Cross-sets are recomputed per generation for the squares that need them (cached within a
call). Scoring is done separately by `Evaluate` (§5), so cross-sums are not precomputed.
---
## 5. Scoring (full tournament rules + breakdown)
A play's score = main word + every cross-word formed + the all-tiles bonus. Per word:
- Sum `tileValue(letter)` over its tiles; a **blank** scores 0.
- A **letter** premium (DL/TL) multiplies the value of a tile placed on it **only when
newly placed** this turn.
- A **word** premium (DW/TW) multiplies the whole word **only when a newly-placed tile
sits on it**; multiple word premiums multiply.
- Each cross-word counts its new tile plus the existing perpendicular run.

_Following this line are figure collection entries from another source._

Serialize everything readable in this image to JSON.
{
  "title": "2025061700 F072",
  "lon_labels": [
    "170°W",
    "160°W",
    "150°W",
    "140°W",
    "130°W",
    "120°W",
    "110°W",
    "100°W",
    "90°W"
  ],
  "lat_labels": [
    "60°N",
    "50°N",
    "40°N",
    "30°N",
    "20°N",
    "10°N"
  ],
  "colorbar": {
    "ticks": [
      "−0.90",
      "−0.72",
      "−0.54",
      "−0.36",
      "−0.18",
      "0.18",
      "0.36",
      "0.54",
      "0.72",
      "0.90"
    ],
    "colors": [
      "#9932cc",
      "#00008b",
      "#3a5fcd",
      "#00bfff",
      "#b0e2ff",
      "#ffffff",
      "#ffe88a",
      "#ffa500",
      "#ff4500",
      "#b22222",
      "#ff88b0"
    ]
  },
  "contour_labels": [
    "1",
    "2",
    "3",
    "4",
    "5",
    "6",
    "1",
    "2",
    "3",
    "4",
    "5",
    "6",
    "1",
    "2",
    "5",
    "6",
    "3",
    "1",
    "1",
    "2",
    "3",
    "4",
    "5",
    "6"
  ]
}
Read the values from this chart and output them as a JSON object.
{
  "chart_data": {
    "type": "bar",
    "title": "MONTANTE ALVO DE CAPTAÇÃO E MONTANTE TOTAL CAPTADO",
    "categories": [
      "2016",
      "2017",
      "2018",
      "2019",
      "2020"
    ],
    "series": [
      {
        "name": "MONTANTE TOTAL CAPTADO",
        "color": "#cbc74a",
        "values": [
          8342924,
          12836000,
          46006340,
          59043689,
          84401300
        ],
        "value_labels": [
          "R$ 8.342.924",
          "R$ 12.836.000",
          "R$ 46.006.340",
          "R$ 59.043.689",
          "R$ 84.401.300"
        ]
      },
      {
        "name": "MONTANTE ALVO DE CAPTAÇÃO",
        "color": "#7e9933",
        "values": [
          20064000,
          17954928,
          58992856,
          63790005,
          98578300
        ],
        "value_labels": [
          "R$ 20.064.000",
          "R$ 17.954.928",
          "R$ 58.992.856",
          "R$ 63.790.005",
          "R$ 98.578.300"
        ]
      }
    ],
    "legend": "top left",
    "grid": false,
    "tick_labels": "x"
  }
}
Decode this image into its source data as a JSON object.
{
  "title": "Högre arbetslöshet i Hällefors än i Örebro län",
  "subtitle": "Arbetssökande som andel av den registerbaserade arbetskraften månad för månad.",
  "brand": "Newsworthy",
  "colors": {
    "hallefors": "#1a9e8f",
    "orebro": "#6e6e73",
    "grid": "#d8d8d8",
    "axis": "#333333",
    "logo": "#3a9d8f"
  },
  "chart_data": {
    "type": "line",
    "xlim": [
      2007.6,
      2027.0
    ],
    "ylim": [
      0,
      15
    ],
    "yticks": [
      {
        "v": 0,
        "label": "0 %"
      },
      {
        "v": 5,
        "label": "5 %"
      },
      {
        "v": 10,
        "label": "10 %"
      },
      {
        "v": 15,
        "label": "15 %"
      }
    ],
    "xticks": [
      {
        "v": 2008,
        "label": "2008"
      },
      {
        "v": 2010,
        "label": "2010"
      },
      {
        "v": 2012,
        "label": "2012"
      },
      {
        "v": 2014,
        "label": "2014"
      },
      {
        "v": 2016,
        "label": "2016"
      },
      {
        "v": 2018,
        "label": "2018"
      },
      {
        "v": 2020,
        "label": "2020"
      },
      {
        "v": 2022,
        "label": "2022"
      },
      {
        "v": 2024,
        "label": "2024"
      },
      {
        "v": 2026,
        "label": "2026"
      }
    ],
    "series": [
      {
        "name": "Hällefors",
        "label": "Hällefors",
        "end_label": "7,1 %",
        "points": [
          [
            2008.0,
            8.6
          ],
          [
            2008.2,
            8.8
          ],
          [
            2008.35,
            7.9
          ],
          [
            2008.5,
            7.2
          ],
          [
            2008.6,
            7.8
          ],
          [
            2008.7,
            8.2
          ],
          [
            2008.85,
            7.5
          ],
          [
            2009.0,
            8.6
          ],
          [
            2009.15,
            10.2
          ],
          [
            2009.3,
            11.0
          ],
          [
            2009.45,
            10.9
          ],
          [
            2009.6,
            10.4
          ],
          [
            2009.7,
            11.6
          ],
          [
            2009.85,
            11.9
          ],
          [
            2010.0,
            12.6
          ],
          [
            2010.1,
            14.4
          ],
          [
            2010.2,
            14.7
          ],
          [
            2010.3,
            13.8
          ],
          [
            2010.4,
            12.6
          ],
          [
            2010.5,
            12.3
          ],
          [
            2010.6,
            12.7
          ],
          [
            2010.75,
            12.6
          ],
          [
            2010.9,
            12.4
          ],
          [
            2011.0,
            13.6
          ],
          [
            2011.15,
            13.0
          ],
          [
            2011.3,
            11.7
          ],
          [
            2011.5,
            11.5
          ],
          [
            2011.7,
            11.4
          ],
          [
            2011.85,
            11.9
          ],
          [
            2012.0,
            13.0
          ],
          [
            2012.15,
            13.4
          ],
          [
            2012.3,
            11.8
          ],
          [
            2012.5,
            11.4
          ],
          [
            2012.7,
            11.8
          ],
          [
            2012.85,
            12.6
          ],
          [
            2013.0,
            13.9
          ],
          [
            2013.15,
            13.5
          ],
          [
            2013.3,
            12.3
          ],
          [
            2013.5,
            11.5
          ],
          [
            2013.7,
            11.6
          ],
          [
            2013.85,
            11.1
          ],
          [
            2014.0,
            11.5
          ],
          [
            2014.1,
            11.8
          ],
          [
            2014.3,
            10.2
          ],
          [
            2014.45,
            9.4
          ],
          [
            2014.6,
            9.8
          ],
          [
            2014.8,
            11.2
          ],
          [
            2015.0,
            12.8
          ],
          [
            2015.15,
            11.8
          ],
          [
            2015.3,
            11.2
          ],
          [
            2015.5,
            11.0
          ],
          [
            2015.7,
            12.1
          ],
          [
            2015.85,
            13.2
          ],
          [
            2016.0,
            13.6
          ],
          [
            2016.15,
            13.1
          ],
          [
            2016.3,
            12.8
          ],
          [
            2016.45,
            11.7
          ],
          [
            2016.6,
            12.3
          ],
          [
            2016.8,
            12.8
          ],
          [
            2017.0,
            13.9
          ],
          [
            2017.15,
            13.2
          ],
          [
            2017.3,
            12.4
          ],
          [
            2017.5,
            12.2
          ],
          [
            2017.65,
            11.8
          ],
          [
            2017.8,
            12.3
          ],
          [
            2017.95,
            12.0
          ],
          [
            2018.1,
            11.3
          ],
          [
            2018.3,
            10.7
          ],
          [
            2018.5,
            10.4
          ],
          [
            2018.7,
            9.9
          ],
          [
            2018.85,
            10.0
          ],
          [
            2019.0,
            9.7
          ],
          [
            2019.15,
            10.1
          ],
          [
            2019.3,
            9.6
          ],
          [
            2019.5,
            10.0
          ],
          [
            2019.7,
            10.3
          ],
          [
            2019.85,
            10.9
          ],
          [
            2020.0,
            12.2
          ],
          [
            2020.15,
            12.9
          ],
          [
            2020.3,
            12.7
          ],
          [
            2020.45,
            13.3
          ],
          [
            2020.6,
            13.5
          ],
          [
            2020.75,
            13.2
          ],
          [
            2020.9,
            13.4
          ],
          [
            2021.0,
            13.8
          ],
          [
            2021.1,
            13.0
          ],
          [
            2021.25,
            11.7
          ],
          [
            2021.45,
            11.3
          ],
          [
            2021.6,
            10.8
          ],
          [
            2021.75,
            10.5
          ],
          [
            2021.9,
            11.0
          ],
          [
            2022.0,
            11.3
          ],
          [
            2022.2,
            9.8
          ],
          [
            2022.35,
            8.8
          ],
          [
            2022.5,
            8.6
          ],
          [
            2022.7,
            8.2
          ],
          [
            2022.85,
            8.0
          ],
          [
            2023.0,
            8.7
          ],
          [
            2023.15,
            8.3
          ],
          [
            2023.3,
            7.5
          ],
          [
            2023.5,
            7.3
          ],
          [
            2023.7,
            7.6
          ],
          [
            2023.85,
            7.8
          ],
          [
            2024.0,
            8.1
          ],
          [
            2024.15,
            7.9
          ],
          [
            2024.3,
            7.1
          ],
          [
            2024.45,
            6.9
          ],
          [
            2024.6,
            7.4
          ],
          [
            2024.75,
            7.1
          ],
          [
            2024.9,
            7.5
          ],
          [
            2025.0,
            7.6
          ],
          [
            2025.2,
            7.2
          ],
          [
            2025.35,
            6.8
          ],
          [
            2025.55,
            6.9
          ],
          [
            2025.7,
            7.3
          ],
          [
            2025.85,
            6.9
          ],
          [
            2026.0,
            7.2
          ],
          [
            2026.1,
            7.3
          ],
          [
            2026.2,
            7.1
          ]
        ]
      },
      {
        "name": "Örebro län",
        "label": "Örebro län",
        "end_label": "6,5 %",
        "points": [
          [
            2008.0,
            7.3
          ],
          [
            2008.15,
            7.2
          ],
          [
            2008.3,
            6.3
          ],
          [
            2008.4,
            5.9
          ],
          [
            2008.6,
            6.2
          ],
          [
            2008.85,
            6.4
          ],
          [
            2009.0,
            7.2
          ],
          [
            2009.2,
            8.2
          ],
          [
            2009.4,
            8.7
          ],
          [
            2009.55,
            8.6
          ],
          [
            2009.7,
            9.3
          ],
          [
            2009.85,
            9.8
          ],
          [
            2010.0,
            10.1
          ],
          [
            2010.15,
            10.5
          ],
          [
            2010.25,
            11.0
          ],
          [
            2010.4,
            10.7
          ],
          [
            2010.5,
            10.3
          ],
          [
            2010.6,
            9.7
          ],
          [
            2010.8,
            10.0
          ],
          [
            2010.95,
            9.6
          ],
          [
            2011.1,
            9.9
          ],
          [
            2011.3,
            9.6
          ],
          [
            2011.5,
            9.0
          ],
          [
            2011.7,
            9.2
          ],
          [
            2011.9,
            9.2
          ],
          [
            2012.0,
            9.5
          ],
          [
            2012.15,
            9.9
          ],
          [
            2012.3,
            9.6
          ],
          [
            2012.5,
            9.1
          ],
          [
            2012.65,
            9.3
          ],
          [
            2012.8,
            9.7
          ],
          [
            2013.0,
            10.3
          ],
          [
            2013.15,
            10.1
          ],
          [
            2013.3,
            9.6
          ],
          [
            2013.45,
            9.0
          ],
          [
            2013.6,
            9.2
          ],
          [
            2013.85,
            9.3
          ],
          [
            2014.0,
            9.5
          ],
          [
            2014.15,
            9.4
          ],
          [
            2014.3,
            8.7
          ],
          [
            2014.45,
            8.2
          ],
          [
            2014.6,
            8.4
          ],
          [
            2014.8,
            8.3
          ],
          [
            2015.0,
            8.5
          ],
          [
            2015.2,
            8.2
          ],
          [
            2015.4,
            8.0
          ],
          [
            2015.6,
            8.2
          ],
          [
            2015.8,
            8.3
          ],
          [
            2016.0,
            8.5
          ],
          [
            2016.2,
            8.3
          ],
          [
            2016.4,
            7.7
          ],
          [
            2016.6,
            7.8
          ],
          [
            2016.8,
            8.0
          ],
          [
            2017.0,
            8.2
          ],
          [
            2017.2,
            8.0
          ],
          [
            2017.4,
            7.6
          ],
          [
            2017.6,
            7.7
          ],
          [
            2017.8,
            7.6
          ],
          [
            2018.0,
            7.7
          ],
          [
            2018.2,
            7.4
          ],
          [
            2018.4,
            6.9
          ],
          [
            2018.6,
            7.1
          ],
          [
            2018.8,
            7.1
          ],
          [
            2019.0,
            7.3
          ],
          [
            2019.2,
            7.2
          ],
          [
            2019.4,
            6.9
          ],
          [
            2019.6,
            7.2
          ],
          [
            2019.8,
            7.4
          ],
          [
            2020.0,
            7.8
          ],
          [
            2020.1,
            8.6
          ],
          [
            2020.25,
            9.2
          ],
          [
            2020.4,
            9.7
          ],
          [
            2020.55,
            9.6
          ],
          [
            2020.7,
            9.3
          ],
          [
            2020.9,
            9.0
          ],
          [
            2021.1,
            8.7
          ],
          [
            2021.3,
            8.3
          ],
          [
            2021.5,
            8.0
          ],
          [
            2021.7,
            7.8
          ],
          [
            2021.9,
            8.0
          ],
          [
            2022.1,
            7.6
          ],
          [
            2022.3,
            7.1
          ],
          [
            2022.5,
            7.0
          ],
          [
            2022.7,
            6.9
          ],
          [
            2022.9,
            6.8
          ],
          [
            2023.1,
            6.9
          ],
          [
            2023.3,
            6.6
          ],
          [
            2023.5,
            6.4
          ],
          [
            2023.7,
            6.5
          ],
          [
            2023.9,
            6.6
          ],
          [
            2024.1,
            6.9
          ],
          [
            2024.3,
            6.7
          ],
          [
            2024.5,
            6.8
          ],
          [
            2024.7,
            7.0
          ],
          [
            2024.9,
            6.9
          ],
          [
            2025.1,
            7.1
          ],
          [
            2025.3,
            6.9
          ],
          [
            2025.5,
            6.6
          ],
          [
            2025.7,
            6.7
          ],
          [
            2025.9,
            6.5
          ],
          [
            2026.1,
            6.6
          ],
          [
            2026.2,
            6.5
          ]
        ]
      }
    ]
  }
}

The all-tiles bonus is added when the play uses a full rack. Board geometry, premium
layout, tile values/counts, blank count, rack size and the bonus are all part of the
`rules.Ruleset` (`English`, `RussianScrabble`, `Erudit`). `Evaluate` returns the main
word, the cross-words and a per-tile breakdown. `ValidatePlay` adds dictionary and
connectivity checks.
---
## 6. Rulesets
- **English** Scrabble: 15×15, standard premiums, 26 letters, 100 tiles (98 + 2 blanks),
7-tile rack, 50-point bonus.
- **Russian Scrabble**: 33-letter alphabet (incl. Ё), standard board, 104 tiles, 50-bonus.
- **Эрудит**: 33-letter alphabet with **Ё unused** (no tile — fold Ё→Е when preparing the
dictionary, `wordlist.FoldYo`; an out-of-engine step), the **centre does not double**,
131 tiles (128 + 3 blanks), blanks score 0, **15-point bonus**.
---
## 7. Special cases checklist
- **First move**: no anchors; the play must cover the centre.
- **Blanks**: any letter, score 0, flagged via bit 7; expand to every cross-set-allowed
letter during generation.
- **Off-board sentinels**: stop extension at the edge.
- **A single newly-placed tile** can form both an across and a down word.
- **Dedup**: each legal move is generated once (anchor + left-part limit); a canonical
move key guards against any residual duplicate.